Bio:

Curtis Hidemasa Nickerson Arima is a craft artist and educator who transforms inherited and found materials into meaningful objects that honor sustainability, cultural heritage, and personal narrative.  

As a Californian of Japanese descent (Yonsei) and a member of the LGBTQ+ community, Arima draws from multiple cultures and identities as inspirations for his work. 

Arima is a Professor at California College of the Arts, where he chairs the Ceramics, Jewelry & Metal Arts, Sculpture, Textiles, and Individualized Undergraduate Programs. He is dedicated to mentoring students, supporting faculty, and fostering innovation promoting sustainable practices.

His work has been exhibited at the Metal Museum, Fuller Craft Museum, New York Jewelry Week, Houston Center for Contemporary Craft, and internationally at The Vennel Gallery in Scotland and the Ruthin Craft Centre in Wales, among others. His pieces are held in the permanent collections of the Metal Museum (2024) and the Kamm Teapot Foundation (1997).

He has lectured, taught workshops, and done projects in the US and abroad, including with YBCA, SF, CA;  SNAG conference, San Diego, CA; Indiana University, Bloomington; Haystack Mountain School of Craft;  Musashino Art University in Tokyo, Japan; and Shenzhen Polytechnic in Shenzhen, China. 

He serves on the Board of Directors for Ethical Metalsmiths, where he advocates for responsible practices in metalsmithing and jewelry.
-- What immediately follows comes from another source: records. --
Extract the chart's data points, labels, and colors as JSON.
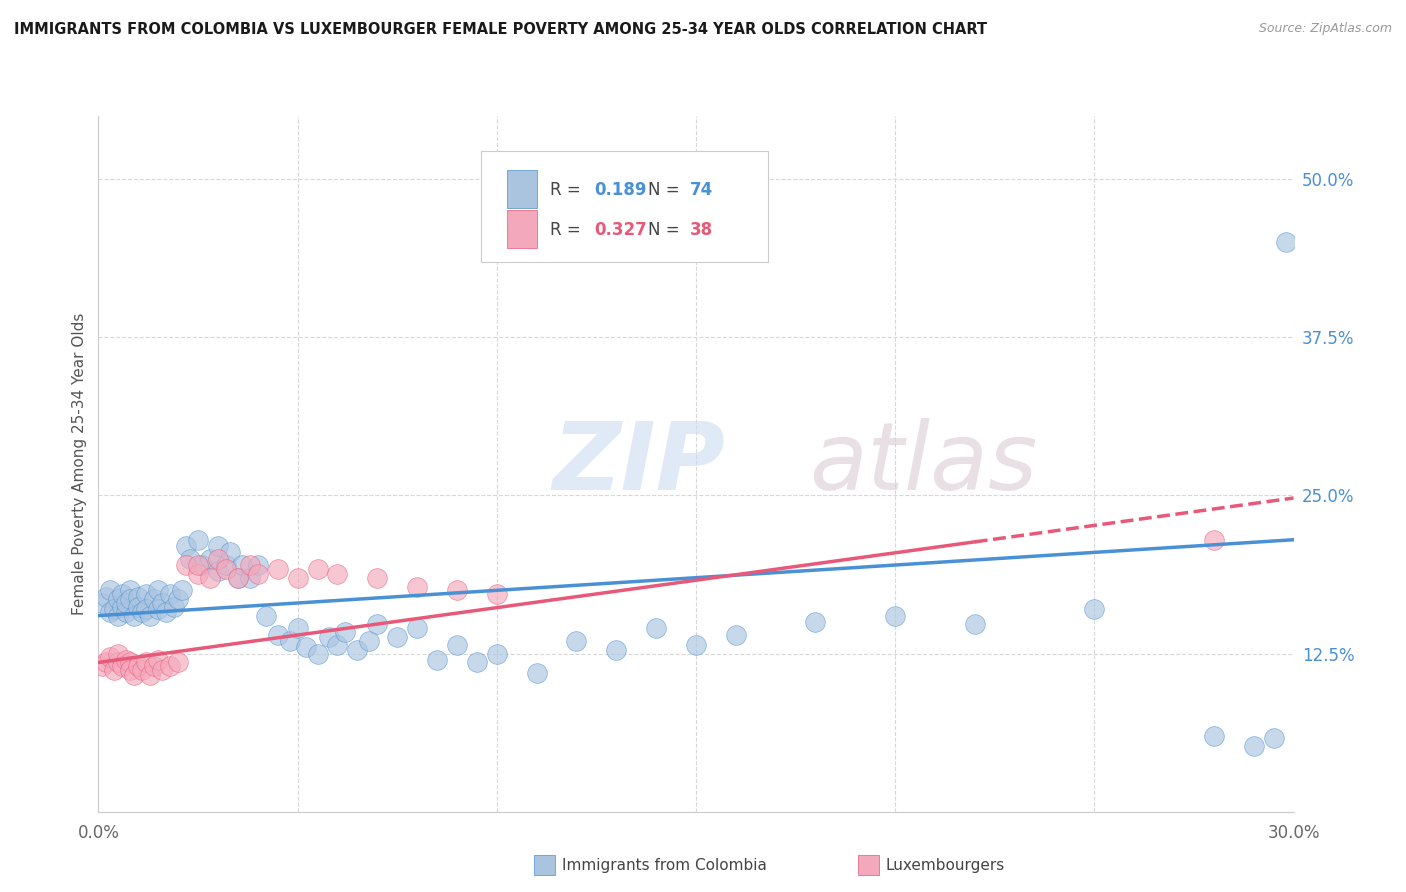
{
  "title": "IMMIGRANTS FROM COLOMBIA VS LUXEMBOURGER FEMALE POVERTY AMONG 25-34 YEAR OLDS CORRELATION CHART",
  "source": "Source: ZipAtlas.com",
  "ylabel": "Female Poverty Among 25-34 Year Olds",
  "xlim": [
    0.0,
    0.3
  ],
  "ylim": [
    0.0,
    0.55
  ],
  "yticks": [
    0.0,
    0.125,
    0.25,
    0.375,
    0.5
  ],
  "ytick_labels": [
    "",
    "12.5%",
    "25.0%",
    "37.5%",
    "50.0%"
  ],
  "xticks": [
    0.0,
    0.3
  ],
  "xtick_labels": [
    "0.0%",
    "30.0%"
  ],
  "legend1_label": "Immigrants from Colombia",
  "legend2_label": "Luxembourgers",
  "r1": 0.189,
  "n1": 74,
  "r2": 0.327,
  "n2": 38,
  "color1": "#aac4e0",
  "color2": "#f4a8bc",
  "line1_color": "#4a90d4",
  "line2_color": "#e85878",
  "watermark_zip": "ZIP",
  "watermark_atlas": "atlas",
  "background_color": "#ffffff",
  "grid_color": "#d8d8d8",
  "title_color": "#1a1a1a",
  "axis_label_color": "#555555",
  "right_tick_color": "#4a90d4",
  "colombia_x": [
    0.001,
    0.002,
    0.003,
    0.003,
    0.004,
    0.005,
    0.005,
    0.006,
    0.006,
    0.007,
    0.007,
    0.008,
    0.008,
    0.009,
    0.01,
    0.01,
    0.011,
    0.012,
    0.012,
    0.013,
    0.014,
    0.015,
    0.015,
    0.016,
    0.017,
    0.018,
    0.019,
    0.02,
    0.021,
    0.022,
    0.023,
    0.025,
    0.026,
    0.028,
    0.03,
    0.03,
    0.032,
    0.033,
    0.035,
    0.036,
    0.038,
    0.04,
    0.042,
    0.045,
    0.048,
    0.05,
    0.052,
    0.055,
    0.058,
    0.06,
    0.062,
    0.065,
    0.068,
    0.07,
    0.075,
    0.08,
    0.085,
    0.09,
    0.095,
    0.1,
    0.11,
    0.12,
    0.13,
    0.14,
    0.15,
    0.16,
    0.18,
    0.2,
    0.22,
    0.25,
    0.28,
    0.29,
    0.295,
    0.298
  ],
  "colombia_y": [
    0.165,
    0.17,
    0.158,
    0.175,
    0.16,
    0.168,
    0.155,
    0.162,
    0.172,
    0.158,
    0.165,
    0.175,
    0.168,
    0.155,
    0.17,
    0.162,
    0.158,
    0.172,
    0.16,
    0.155,
    0.168,
    0.175,
    0.16,
    0.165,
    0.158,
    0.172,
    0.162,
    0.168,
    0.175,
    0.21,
    0.2,
    0.215,
    0.195,
    0.2,
    0.21,
    0.19,
    0.195,
    0.205,
    0.185,
    0.195,
    0.185,
    0.195,
    0.155,
    0.14,
    0.135,
    0.145,
    0.13,
    0.125,
    0.138,
    0.132,
    0.142,
    0.128,
    0.135,
    0.148,
    0.138,
    0.145,
    0.12,
    0.132,
    0.118,
    0.125,
    0.11,
    0.135,
    0.128,
    0.145,
    0.132,
    0.14,
    0.15,
    0.155,
    0.148,
    0.16,
    0.06,
    0.052,
    0.058,
    0.45
  ],
  "luxembourger_x": [
    0.001,
    0.002,
    0.003,
    0.004,
    0.005,
    0.005,
    0.006,
    0.007,
    0.008,
    0.008,
    0.009,
    0.01,
    0.011,
    0.012,
    0.013,
    0.014,
    0.015,
    0.016,
    0.018,
    0.02,
    0.022,
    0.025,
    0.025,
    0.028,
    0.03,
    0.032,
    0.035,
    0.038,
    0.04,
    0.045,
    0.05,
    0.055,
    0.06,
    0.07,
    0.08,
    0.09,
    0.1,
    0.28
  ],
  "luxembourger_y": [
    0.115,
    0.118,
    0.122,
    0.112,
    0.118,
    0.125,
    0.115,
    0.12,
    0.118,
    0.112,
    0.108,
    0.115,
    0.112,
    0.118,
    0.108,
    0.115,
    0.12,
    0.112,
    0.115,
    0.118,
    0.195,
    0.188,
    0.195,
    0.185,
    0.2,
    0.192,
    0.185,
    0.195,
    0.188,
    0.192,
    0.185,
    0.192,
    0.188,
    0.185,
    0.178,
    0.175,
    0.172,
    0.215
  ],
  "line1_start_y": 0.155,
  "line1_end_y": 0.215,
  "line2_start_y": 0.118,
  "line2_end_y": 0.248
}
Arima holds an Individualized BFA in Ceramics and Jewelry/Metal Arts from California College of Arts and Crafts and an MFA in Metalsmithing from Cranbrook Academy of Art.

Additional information

What motivates your practice?

I am driven by the belief that craft has the power to transform materials, lives, and communities. My work seeks to honor this transformative potential while addressing critical issues of sustainability and cultural preservation.

These are the sustainability tenets that guide my creative practices.

Economic/Professional Sustainability: Sustaining a professional and financial practice.
Cultural Sustainability: Sustaining and honoring traditional and non-traditional cultures and identities.
Social Sustainability: Sustaining relationships with people, communities, society, and supporting social justice.
Emotional Sustainability: Sustaining emotional, mental, and physical health.
Environmental Sustainability: Supporting earth health, ecosystems, and the way living and non-living things function together.

Materials and Process

Ethical Metalsmiths’ Radical Jewelry Makeover, Nick Dong’s Mendsmith at YBCA, and my clients' personal heirlooms are my community based collaborations that give me access to  materials that are aligned with my sustainable principles. Through representation in metal my work recaptures, recovers, and reveals the innate beauty that is overlooked and underappreciated in once valued objects.

I employ traditional techniques such as hand fabrication, stone setting, raising, enameling, and hand push engraving. My slow craft approach stands in opposition to mass production and planned obsolescence, celebrating time-honored traditions and ensuring their relevance in contemporary contexts. I treat found materials as precious and level the hierarchy of material value through my craftsmanship. 

Cultural Heritage and History
As a fourth-generation Japanese American, my identity informs my artistic perspective. Asian aesthetics feel both foreign and familiar, and reconnecting with my ancestral lineage allows me to create multi generational-pan-cultural objects. 

Recently, I have focused on preserving and reinterpreting stories from my elders and ancestors’ experiences during WWII Japanese American internment. By gathering memories and transforming them into abstracted jewelry pieces, I explore themes of trauma, resilience, and hidden joy in this time of incarceration. This documentation captures lived experiences before they fade into history. I reveal these injustices as a cautionary tale for future generations.

In all aspects of my practice, I strive to honor sustainability, heritage, and the power of craft as a bridge between the past, present, and future.